Defining function space for free boundary problem


I am trying to solve a fiber drawing model with a free boundary.
After making a change of variables I have the weak form

\int_{d\eta d\zeta} R^2 \eta q \left( \frac{1}{R \eta} \frac{\partial }{\partial \eta} \left(\eta u \right) + \left[\frac{\partial}{\partial \zeta} - \eta \frac{R'}{R}\frac{\partial}{\partial \eta}\right]w \right) = 0 \\ \int_{d\eta d\zeta} - \frac{\partial \phi_1}{\partial \eta} R \eta \left(-p + \frac{2}{R}\frac{\partial u}{\partial \eta} \right) - \textcolor{red}{\epsilon} \left(\eta \frac{\partial }{\partial \zeta} \left(\phi_1 R^2 \right) + R' R \frac{\partial }{\partial \eta} \left( \phi_1 \eta^2 \right) \right) \left[ \epsilon \left(\frac{\partial u }{\partial \zeta} + \eta \frac{R'}{R}\frac{\partial u }{\partial \eta} \right) + \epsilon^{-1} \frac{1}{R} \frac{\partial w }{\partial \eta} \right] \\ - \phi_1 R \left( - p + 2 \frac{u}{R\eta }\right) = 0 \\ \int_{d\eta d\zeta} \frac{\partial \phi_2}{\partial \eta} \left[ \epsilon \left(\frac{\partial u }{\partial \zeta} + \eta \frac{R'}{R}\frac{\partial u }{\partial \eta} \right) + \epsilon^{-1} \frac{1}{R} \frac{\partial w }{\partial \eta} \right] \\ + \textcolor{red}{\epsilon} \left[ \eta \frac{\partial}{\partial \zeta} \left(R^2 \phi_2 \right) + R R' \frac{\partial}{\partial \eta } \left( \eta^2 \phi_2 \right)\right] \left[ - p + 2 \frac{\partial w}{\partial \zeta} - 2 \eta \frac{R'}{R}\frac{\partial w}{\partial \eta} \right] \\ = 0 \\ \int_{d \eta d \zeta} \frac{\partial R}{\partial \eta} + \int_{dS} u - w \frac{\partial R}{\partial \eta} = 0

However when I am creating my function space R, the free boundary variable is a vector valued function rather than a scalar function like the pressure.
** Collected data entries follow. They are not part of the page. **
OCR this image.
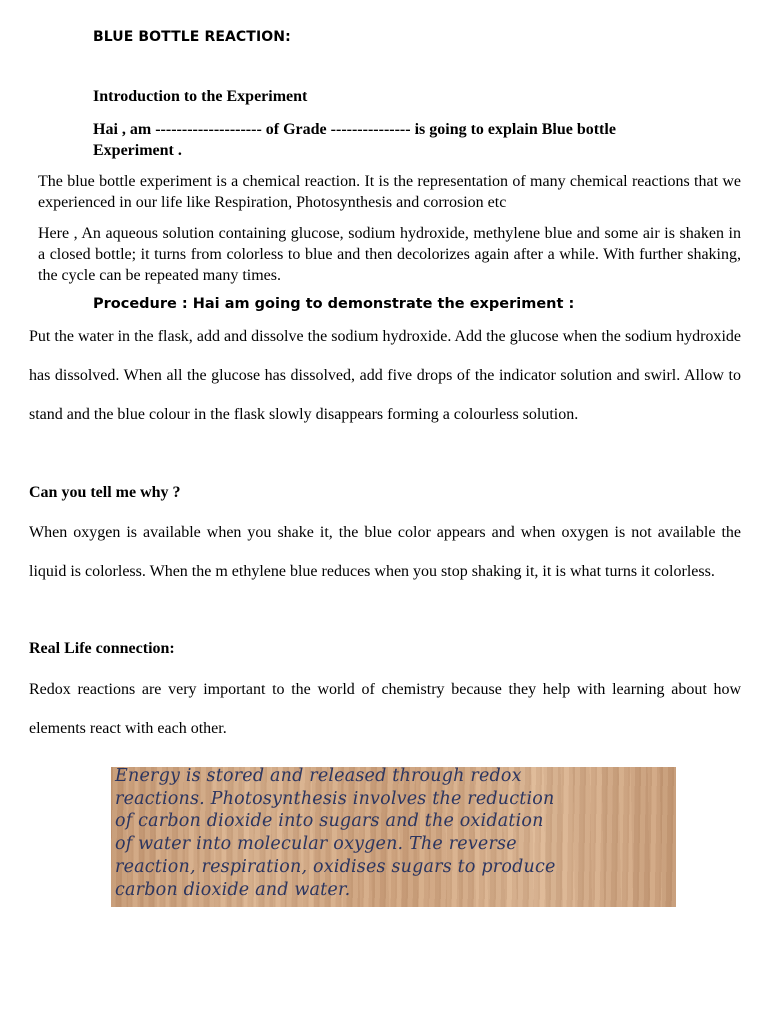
BLUE BOTTLE REACTION:
Introduction to the Experiment
Hai , am -------------------- of Grade --------------- is going to explain Blue bottle Experiment .
The blue bottle experiment is a chemical reaction. It is the representation of many chemical reactions that we experienced in our life like Respiration, Photosynthesis and corrosion etc
Here , An aqueous solution containing glucose, sodium hydroxide, methylene blue and some air is shaken in a closed bottle; it turns from colorless to blue and then decolorizes again after a while. With further shaking, the cycle can be repeated many times.
Procedure : Hai am going to demonstrate the experiment :
Put the water in the flask, add and dissolve the sodium hydroxide. Add the glucose when the sodium hydroxide has dissolved. When all the glucose has dissolved, add five drops of the indicator solution and swirl. Allow to stand and the blue colour in the flask slowly disappears forming a colourless solution.
Can you tell me why ?
When oxygen is available when you shake it, the blue color appears and when oxygen is not available the liquid is colorless. When the m ethylene blue reduces when you stop shaking it, it is what turns it colorless.
Real Life connection:
Redox reactions are very important to the world of chemistry because they help with learning about how elements react with each other.
Energy is stored and released through redox
reactions. Photosynthesis involves the reduction
of carbon dioxide into sugars and the oxidation
of water into molecular oxygen. The reverse
reaction, respiration, oxidises sugars to produce
carbon dioxide and water.
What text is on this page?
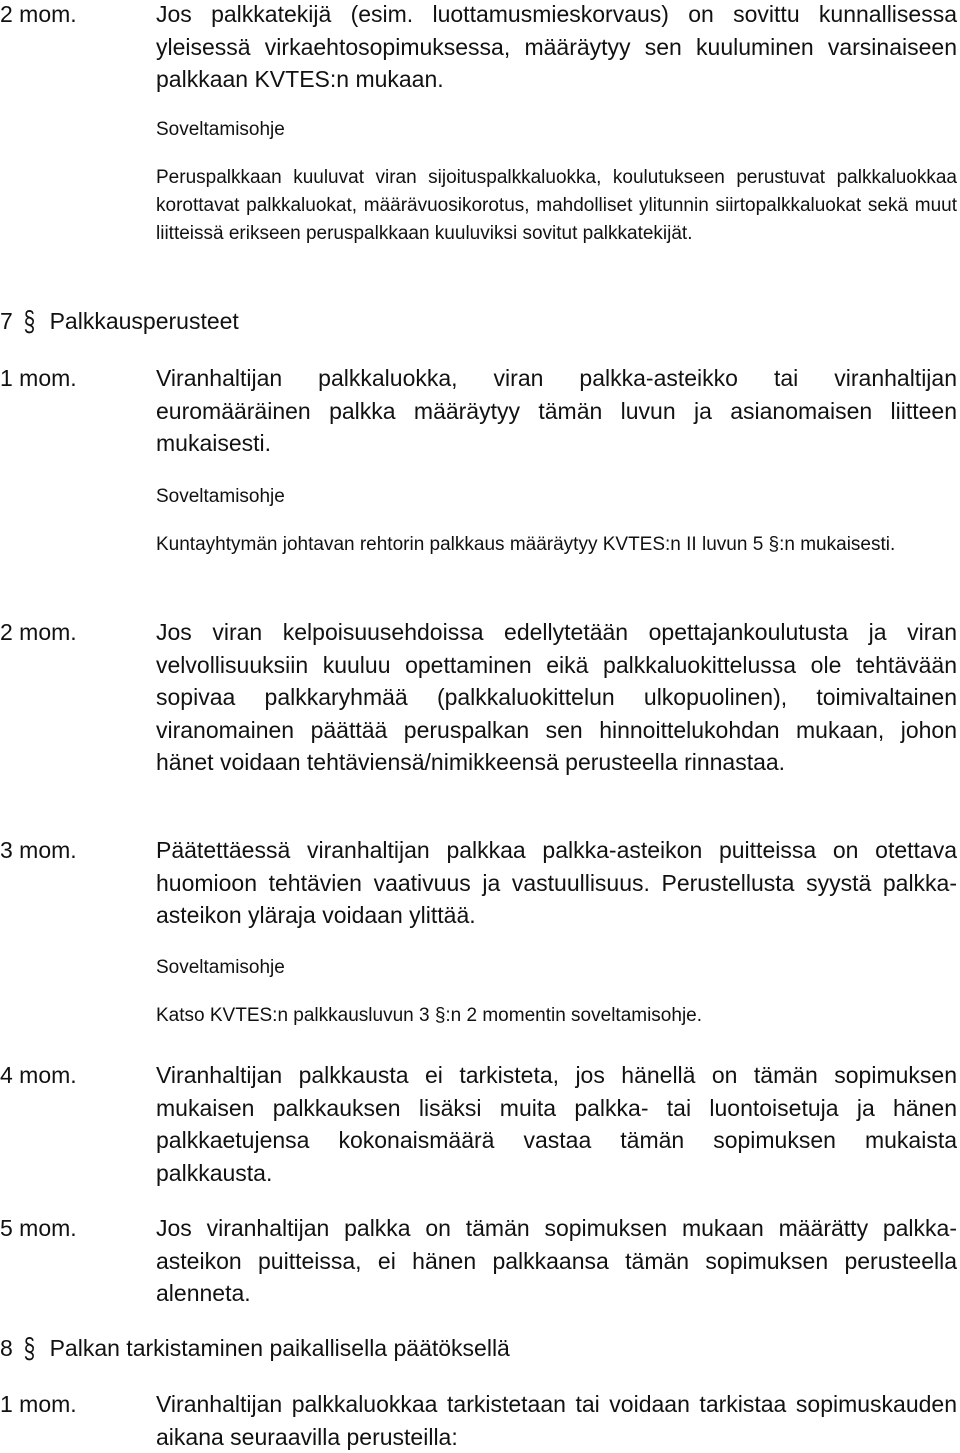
2 mom.	Jos palkkatekijä (esim. luottamusmieskorvaus) on sovittu kunnallisessa yleisessä virkaehtosopimuksessa, määräytyy sen kuuluminen varsinaiseen palkkaan KVTES:n mukaan.
Soveltamisohje
Peruspalkkaan kuuluvat viran sijoituspalkkaluokka, koulutukseen perustuvat palkkaluokkaa korottavat palkkaluokat, määrävuosikorotus, mahdolliset ylitunnin siirtopalkkaluokat sekä muut liitteissä erikseen peruspalkkaan kuuluviksi sovitut palkkatekijät.
7 § Palkkausperusteet
1 mom.	Viranhaltijan palkkaluokka, viran palkka-asteikko tai viranhaltijan euromääräinen palkka määräytyy tämän luvun ja asianomaisen liitteen mukaisesti.
Soveltamisohje
Kuntayhtymän johtavan rehtorin palkkaus määräytyy KVTES:n II luvun 5 §:n mukaisesti.
2 mom.	Jos viran kelpoisuusehdoissa edellytetään opettajankoulutusta ja viran velvollisuuksiin kuuluu opettaminen eikä palkkaluokittelussa ole tehtävään sopivaa palkkaryhmää (palkkaluokittelun ulkopuolinen), toimivaltainen viranomainen päättää peruspalkan sen hinnoittelukohdan mukaan, johon hänet voidaan tehtäviensä/nimikkeensä perusteella rinnastaa.
3 mom.	Päätettäessä viranhaltijan palkkaa palkka-asteikon puitteissa on otettava huomioon tehtävien vaativuus ja vastuullisuus. Perustellusta syystä palkka-asteikon yläraja voidaan ylittää.
Soveltamisohje
Katso KVTES:n palkkausluvun 3 §:n 2 momentin soveltamisohje.
4 mom.	Viranhaltijan palkkausta ei tarkisteta, jos hänellä on tämän sopimuksen mukaisen palkkauksen lisäksi muita palkka- tai luontoisetuja ja hänen palkkaetujensa kokonaismäärä vastaa tämän sopimuksen mukaista palkkausta.
5 mom.	Jos viranhaltijan palkka on tämän sopimuksen mukaan määrätty palkka-asteikon puitteissa, ei hänen palkkaansa tämän sopimuksen perusteella alenneta.
8 § Palkan tarkistaminen paikallisella päätöksellä
1 mom.	Viranhaltijan palkkaluokkaa tarkistetaan tai voidaan tarkistaa sopimuskauden aikana seuraavilla perusteilla:
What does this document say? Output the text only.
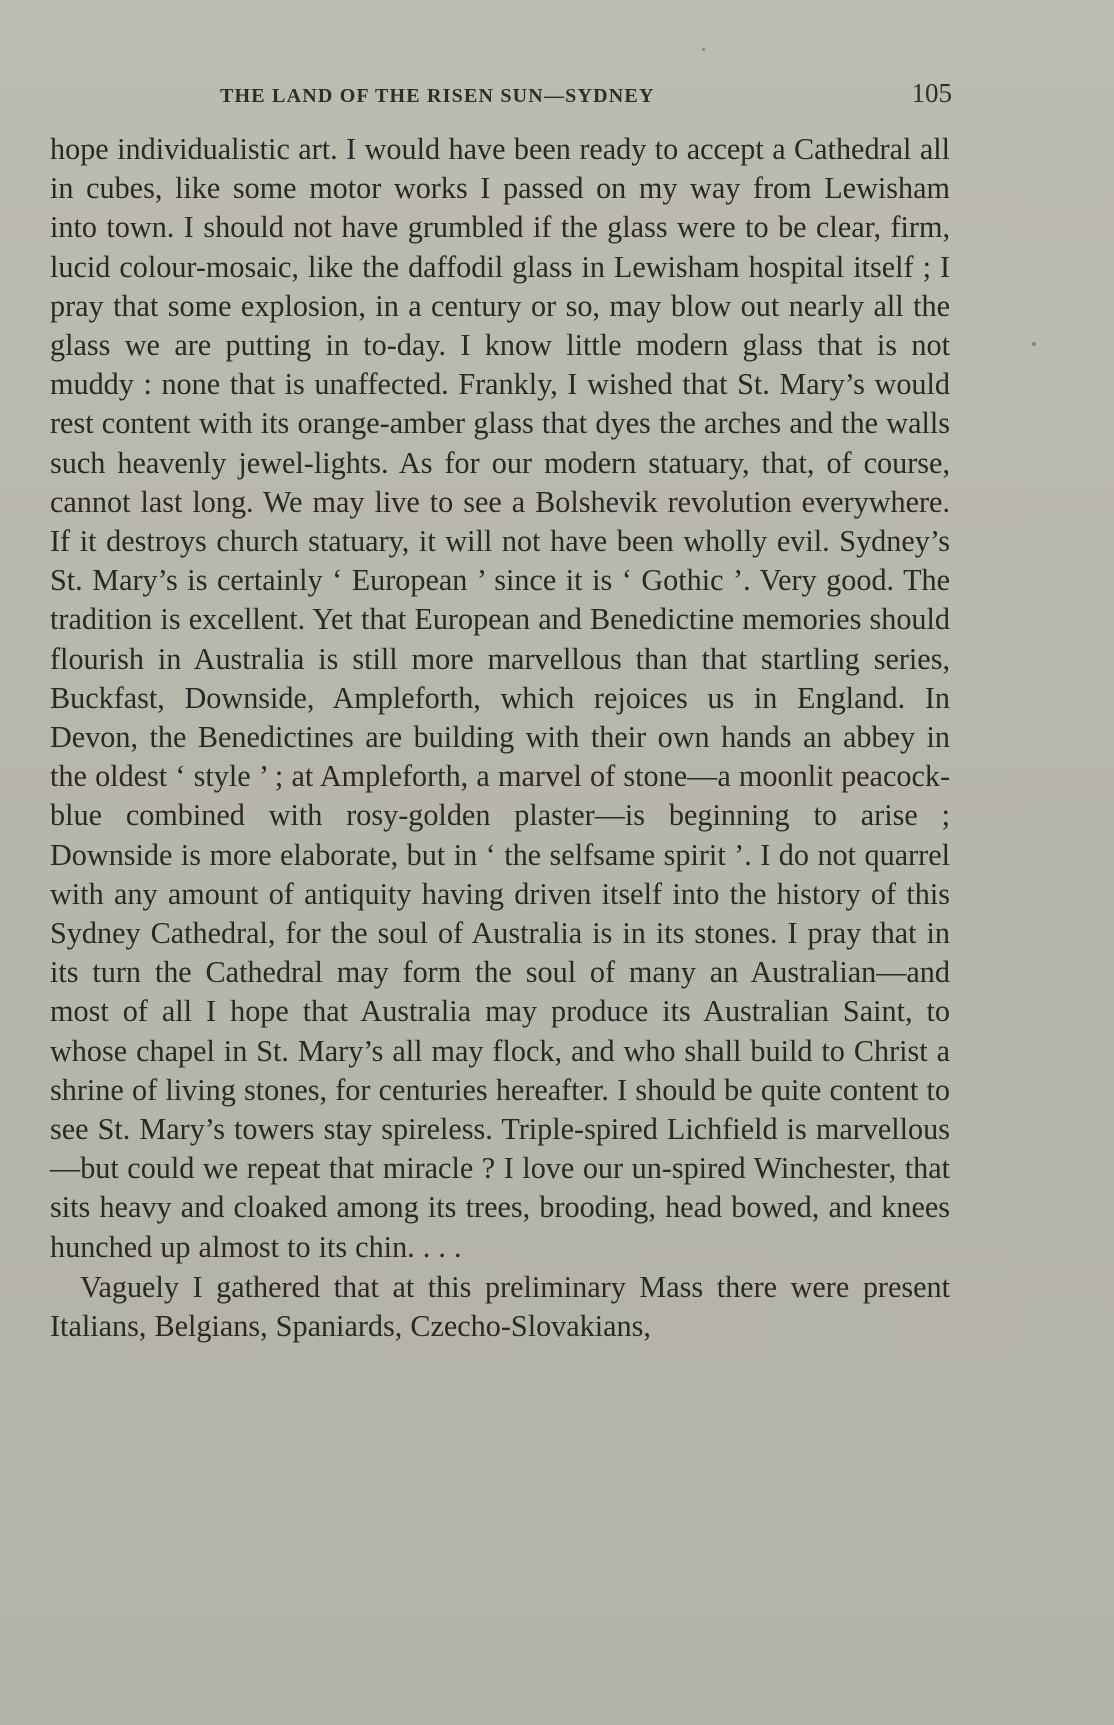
THE LAND OF THE RISEN SUN—SYDNEY	105

hope individualistic art. I would have been ready to accept a Cathedral all in cubes, like some motor works I passed on my way from Lewisham into town. I should not have grumbled if the glass were to be clear, firm, lucid colour-mosaic, like the daffodil glass in Lewisham hospital itself ; I pray that some explosion, in a century or so, may blow out nearly all the glass we are putting in to-day. I know little modern glass that is not muddy : none that is unaffected. Frankly, I wished that St. Mary’s would rest content with its orange-amber glass that dyes the arches and the walls such heavenly jewel-lights. As for our modern statuary, that, of course, cannot last long. We may live to see a Bolshevik revolution everywhere. If it destroys church statuary, it will not have been wholly evil. Sydney’s St. Mary’s is certainly ‘ European ’ since it is ‘ Gothic ’. Very good. The tradition is excellent. Yet that European and Benedictine memories should flourish in Australia is still more marvellous than that startling series, Buckfast, Downside, Ampleforth, which rejoices us in England. In Devon, the Benedictines are building with their own hands an abbey in the oldest ‘ style ’ ; at Ampleforth, a marvel of stone—a moonlit peacock-blue combined with rosy-golden plaster—is beginning to arise ; Downside is more elaborate, but in ‘ the selfsame spirit ’. I do not quarrel with any amount of antiquity having driven itself into the history of this Sydney Cathedral, for the soul of Australia is in its stones. I pray that in its turn the Cathedral may form the soul of many an Australian—and most of all I hope that Australia may produce its Australian Saint, to whose chapel in St. Mary’s all may flock, and who shall build to Christ a shrine of living stones, for centuries hereafter. I should be quite content to see St. Mary’s towers stay spireless. Triple-spired Lichfield is marvellous—but could we repeat that miracle ? I love our un-spired Winchester, that sits heavy and cloaked among its trees, brooding, head bowed, and knees hunched up almost to its chin. . . .

Vaguely I gathered that at this preliminary Mass there were present Italians, Belgians, Spaniards, Czecho-Slovakians,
Define Taylor–Hood function space W

V = VectorElement(“Lagrange”, triangle, 2)
Q = FiniteElement(“Lagrange”, triangle, 1)
S = VectorElement(“Lagrange”, triangle, 1)

W = FunctionSpace(mesh, MixedElement([V, Q, S]))

Define Function and TestFunction(s)

w = Function(W)
(u, p, r) = split(w)
(v, q, s) = split(TestFunction(W))


Any ideas what I am doing wrong?

Do you just mean you want your s and r functions to be scalar?

If so, simply change:

S = VectorElement(“Lagrange”, triangle, 1)


S = FiniteElement(“Lagrange”, triangle, 1)
1 Like

God I really should have seen that.

cheers nate!

1 Like